Millions of hip-hop fans have been getting a degree in Dr. Dre since the late 1980s. But for a few dedicated students, that will soon be a real thing.

Hip-hop icon Dr. Dre has helped launch a college degree program in “disruption” at the University of Southern California.

The influential rapper, record producer and headphone magnate has made a $70 million donation to USC with longtime music partner Jimmy Iovine.

“The vision and generosity of Jimmy Iovine and Andre Young will profoundly influence the way all of us perceive and experience artistic media. USC provides an extraordinarily rich academic, research and artistic environment,” USC President C.L. Max Nikias said in a statement. “We are committed to encouraging our students to use their intellectual and creative resources to effect change in all segments of society. Our goal is to ensure that the academy is the most collaborative educational program in the world.”
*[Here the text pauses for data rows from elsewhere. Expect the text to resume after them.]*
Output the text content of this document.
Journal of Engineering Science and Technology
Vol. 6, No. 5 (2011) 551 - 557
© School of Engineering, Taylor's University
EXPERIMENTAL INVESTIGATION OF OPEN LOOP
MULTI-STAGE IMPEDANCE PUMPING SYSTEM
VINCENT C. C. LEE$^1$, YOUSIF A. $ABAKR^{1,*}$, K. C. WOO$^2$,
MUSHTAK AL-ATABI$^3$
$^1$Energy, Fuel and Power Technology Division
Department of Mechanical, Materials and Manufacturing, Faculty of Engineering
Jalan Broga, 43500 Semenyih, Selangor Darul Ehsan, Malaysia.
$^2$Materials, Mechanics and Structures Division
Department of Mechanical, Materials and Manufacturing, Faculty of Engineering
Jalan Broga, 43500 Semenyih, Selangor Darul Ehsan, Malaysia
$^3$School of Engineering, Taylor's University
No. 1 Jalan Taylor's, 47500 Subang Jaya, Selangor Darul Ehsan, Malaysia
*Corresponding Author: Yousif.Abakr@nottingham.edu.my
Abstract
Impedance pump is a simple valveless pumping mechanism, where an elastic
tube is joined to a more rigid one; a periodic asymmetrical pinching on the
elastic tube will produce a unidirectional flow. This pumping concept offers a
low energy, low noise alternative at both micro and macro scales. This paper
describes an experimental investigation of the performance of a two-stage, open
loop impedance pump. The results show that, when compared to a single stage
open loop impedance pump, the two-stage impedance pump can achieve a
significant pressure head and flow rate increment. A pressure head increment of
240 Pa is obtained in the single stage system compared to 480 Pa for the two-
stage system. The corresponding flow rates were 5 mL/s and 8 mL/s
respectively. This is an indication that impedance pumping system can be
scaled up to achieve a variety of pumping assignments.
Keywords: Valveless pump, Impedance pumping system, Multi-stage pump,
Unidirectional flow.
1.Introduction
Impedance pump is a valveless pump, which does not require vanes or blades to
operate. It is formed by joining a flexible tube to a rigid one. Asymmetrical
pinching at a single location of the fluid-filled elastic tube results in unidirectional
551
Iovine and Young first announced the donation in May, but now some specific details surrounding the program have emerged. For example, some of the required coursework will include, "Advanced Methods in 2-D and 3-D Visualization," "Creativity," "Design Theory" and "The Entrepreneurial Mindset."

The USC Jimmy Iovine and Andre Young Academy for Arts, Technology and the Business of Innovation will accept 25 students in the fall of 2014 who will be asked to specialize in a broad array of multimedia and creative pursuits. Or, as Valley Wag puts it, “nearly every Silicon Valley buzzword simultaneously.”

More specifically, the program will focus on four core areas of study: “Arts and Entrepreneurship,” “Technology, Design and Marketability,” “Concept and Business Platforms” and “Creating a Prototype.”

“The academy’s core education will create a common, multilingual literacy and fluency across essential disciplines,” said Erica Muhl, inaugural director of the USC Jimmy Iovine and Andre Young Academy
for Arts and dean of the USC Roski School of Fine Arts. “This ‘big picture’ knowledge and skill will equip graduates with a leadership perspective that is unparalleled in an undergraduate degree, and that will be applicable to virtually any industry.”

Of course, Young and Iovine aren’t just throwing their money blindly into higher education with purely altruistic intentions. They’re hoping one of their future students will come up with the next great invention to help bolster the pair’s ever-expanding business empire.